« Quand accepterons-nous que l’école soit transformée par l’enfance qu’elle y accueille, et non l’inverse ? » demande l’historienne Laurence De Cock dans ce texte inspiré par les ouvrages « Politiser l’enfance » et « Infantisme » de Laelia Benoit. La question de la place de l’enfant et de sa parole ouvre un champ de réflexions pour les adultes qui pensent et font l’école. Elle nous invite à réfléchir au glissement qui s’opère dans l’espace scolaire : « l’élève est-il encore un enfant ? »
L’école n’est pas un sanctuaire
L’école n’étant pas un sanctuaire – et c’est heureux – il est très fréquent que les élèves expriment ou manifestent leur opinion sur tel ou tel sujet, a fortiori politique. Et ce, dès l’école primaire. Dès lors, les mots ou images qu’ils mobilisent révèlent un monde de l’enfance avec ses normes, ses codes, sa langue et ses gestes.

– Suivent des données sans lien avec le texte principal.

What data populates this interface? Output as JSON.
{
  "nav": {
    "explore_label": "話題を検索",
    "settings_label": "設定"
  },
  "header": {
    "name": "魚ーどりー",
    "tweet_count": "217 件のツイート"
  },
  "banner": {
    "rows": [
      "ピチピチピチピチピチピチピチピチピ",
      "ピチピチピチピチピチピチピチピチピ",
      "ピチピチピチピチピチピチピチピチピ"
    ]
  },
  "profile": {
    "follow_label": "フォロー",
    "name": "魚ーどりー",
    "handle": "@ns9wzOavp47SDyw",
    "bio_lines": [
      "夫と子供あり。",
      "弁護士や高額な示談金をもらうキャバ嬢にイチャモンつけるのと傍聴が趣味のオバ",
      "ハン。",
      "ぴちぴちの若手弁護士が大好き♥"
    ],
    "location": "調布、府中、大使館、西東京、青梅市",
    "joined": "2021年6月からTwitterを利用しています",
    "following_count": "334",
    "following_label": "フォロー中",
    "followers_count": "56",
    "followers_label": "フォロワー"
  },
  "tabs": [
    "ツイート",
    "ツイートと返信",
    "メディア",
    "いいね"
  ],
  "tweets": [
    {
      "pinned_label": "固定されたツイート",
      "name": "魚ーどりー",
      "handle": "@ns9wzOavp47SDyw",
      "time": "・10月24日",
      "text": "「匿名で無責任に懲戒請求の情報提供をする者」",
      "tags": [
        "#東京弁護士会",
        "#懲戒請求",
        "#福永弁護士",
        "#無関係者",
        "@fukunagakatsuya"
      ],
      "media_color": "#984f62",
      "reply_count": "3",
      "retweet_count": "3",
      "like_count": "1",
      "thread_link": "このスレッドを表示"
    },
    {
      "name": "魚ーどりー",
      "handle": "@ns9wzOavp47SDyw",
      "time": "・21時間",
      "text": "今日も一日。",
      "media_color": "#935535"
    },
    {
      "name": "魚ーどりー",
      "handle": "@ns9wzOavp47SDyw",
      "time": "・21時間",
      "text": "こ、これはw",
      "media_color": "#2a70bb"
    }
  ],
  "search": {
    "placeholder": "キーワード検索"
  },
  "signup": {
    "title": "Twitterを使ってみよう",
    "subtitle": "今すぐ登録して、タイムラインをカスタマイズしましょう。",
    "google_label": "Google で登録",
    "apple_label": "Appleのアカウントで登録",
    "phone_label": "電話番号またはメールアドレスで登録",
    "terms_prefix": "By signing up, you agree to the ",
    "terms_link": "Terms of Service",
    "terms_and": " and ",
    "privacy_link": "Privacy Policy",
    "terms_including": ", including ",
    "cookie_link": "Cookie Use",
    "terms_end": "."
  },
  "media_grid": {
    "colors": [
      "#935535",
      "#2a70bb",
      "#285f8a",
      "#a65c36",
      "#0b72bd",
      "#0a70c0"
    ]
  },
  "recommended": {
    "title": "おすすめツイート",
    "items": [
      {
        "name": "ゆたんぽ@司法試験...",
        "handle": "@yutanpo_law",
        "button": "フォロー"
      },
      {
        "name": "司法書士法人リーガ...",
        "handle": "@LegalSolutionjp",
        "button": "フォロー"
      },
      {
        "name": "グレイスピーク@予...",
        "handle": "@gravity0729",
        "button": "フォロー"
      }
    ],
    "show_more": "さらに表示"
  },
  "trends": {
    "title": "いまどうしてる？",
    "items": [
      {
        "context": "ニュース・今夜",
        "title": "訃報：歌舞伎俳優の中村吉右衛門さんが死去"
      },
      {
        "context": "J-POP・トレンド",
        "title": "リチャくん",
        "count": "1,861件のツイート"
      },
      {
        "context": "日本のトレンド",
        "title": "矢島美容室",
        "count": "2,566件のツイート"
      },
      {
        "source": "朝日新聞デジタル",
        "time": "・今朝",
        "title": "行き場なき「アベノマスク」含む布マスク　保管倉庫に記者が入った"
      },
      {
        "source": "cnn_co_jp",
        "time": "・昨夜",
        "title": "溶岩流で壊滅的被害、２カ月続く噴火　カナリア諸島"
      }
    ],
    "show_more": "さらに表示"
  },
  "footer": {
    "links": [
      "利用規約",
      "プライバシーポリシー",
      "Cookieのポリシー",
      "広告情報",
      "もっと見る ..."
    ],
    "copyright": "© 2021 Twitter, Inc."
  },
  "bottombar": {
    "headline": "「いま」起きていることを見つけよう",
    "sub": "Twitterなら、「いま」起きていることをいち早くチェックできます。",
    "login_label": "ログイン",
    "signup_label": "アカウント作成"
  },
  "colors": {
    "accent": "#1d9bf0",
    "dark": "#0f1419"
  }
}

Trop souvent, ces expressions sont délégitimées par des rappels à l’ordre professoraux : on ne dit pas ça, on ne parle pas comme ça, ce que tu dis n’a aucun intérêt, cesse de faire ton intéressant etc.
C’est cet univers de compréhension enfantine que sont allés sonder Julie Pagis et Wilfrid Lignier dans leur ouvrage magistral L’enfance de l’ordre, comment les enfants perçoivent le monde social[1] publié en 2017. Cette année-là, Emmanuel Macron se présente pour la première fois à la présidence de la République et les enfants commentent allègrement l’actualité comme à leur habitude. Les sentences tombent : il y a les candidats gentils et méchants ; les moches et les beaux, ceux qu’on dessine en train de faire pipi pour les ridiculiser, ceux qui font pleurer maman, puis celle qui fait peur parce qu’elle veut renvoyer les gens dans leur pays. De plus en plus de travaux de sociologie interrogent le rapport ordinaire des enfants à la politique, leur grille de décryptage du monde. Bien sûr ils montrent l’importance de la socialisation enfantine dans l’environnement familial, mais fournissent aussi des clés pour décoder ces jugements enfantins et ces expériences sensibles du politique.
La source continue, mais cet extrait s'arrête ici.